Modifying the Plant

Fig. 1. Tobacco leaf, cut into small discs and soaked in Agrobacterium, being cultured.

In the research on PAL-840, the gene construct was inserted into both Nicotiana benthamiana (a tobacco commonly used as a model species in plant biotechnology) and into cassava itself. To produce transgenic plants, young leaves are cut into small disks and treated with plant hormones. The Agrobacterium is applied (Figure 1), so that the chimeric gene construct will be inserted into the plant's genome. The leaf discs are then transferred to a culture medium containing antibiotics to kill the Agrobacterium (whose job is now complete) and to select for the successful genetic transformation events. Once again kanomycin is used, this time to kill all the plant cells which have not received the transgenes. Only those containing the kanomycin resistant gene (and the gene of interest; in this case the GUS marker gene under control of the PAL-840 promoter) can survive and grow. Plant growth hormones then stimulate regeneration of whole shoots from the transgenic cells.

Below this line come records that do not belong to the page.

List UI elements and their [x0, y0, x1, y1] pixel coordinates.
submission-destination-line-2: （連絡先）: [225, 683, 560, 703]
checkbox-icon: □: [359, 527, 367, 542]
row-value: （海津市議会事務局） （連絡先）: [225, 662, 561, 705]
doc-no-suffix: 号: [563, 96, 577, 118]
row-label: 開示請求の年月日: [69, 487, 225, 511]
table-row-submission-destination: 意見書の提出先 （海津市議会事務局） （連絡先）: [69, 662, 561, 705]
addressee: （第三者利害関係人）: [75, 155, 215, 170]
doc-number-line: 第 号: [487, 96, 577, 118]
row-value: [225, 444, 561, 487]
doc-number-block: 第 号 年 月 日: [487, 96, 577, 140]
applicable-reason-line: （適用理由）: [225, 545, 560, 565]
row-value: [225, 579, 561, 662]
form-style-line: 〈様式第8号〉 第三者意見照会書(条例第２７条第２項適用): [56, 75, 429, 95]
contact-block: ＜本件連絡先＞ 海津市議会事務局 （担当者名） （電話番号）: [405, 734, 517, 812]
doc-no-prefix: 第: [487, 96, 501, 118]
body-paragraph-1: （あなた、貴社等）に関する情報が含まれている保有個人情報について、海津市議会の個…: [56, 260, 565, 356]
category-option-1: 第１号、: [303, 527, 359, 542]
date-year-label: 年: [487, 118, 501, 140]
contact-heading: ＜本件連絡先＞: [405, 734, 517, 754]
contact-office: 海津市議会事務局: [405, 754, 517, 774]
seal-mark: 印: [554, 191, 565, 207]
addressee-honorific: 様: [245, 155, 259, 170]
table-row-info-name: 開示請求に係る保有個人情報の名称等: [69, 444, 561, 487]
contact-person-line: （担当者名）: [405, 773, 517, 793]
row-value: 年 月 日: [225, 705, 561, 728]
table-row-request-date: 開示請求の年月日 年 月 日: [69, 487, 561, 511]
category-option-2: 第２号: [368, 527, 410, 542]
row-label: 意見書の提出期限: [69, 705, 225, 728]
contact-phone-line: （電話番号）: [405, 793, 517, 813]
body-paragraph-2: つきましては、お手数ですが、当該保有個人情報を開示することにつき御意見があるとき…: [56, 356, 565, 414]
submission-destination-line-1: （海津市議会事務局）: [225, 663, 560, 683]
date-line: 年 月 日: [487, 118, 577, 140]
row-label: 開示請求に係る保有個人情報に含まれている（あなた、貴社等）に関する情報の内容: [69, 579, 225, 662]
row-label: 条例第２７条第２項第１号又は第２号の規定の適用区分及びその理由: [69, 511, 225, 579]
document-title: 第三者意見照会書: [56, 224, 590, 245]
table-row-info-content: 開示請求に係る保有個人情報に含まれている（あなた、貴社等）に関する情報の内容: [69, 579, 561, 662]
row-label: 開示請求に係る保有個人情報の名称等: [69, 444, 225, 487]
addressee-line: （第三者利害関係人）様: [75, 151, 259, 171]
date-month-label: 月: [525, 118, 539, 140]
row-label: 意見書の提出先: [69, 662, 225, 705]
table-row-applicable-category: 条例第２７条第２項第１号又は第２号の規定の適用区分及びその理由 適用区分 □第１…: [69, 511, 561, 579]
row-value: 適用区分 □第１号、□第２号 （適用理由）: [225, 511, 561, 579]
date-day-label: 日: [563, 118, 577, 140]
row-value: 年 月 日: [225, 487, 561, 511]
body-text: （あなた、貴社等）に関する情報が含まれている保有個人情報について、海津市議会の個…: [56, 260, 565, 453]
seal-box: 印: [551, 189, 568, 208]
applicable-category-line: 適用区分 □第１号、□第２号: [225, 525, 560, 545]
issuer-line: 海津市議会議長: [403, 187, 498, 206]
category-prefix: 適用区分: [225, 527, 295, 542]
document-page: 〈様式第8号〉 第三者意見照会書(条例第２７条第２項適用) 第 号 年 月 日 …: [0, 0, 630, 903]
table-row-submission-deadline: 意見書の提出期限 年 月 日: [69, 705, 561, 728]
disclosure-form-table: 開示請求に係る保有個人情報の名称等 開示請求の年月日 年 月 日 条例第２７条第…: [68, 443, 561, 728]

The antibiotic-resistance gene plays a crucial role in the production of genetically engineered plants, but after this stage it has no agronomic value. Indeed, presence of antibiotic genes and other "selectable marker genes" in transgenic crops is controversial from an environmental point of view, and biotechnologists are under increasing pressure to develop alternative strategies for recovering transformed cells in culture.

Several weeks later, thin sections of the regenerated plants can be examined under a microscope to determine the action of the promoter in the genetically modified plants (Figure 2).


Fig. 2. Expression of GUS as controlled by PAL-840 promoter. From left to right: petiole, young stem, semi-woody stem. Upon treatment with an appropriate chemical, the protein produced by the GUS gene produces a blue colour, enabling the localised action of the PAL-840 promoter to be visualized.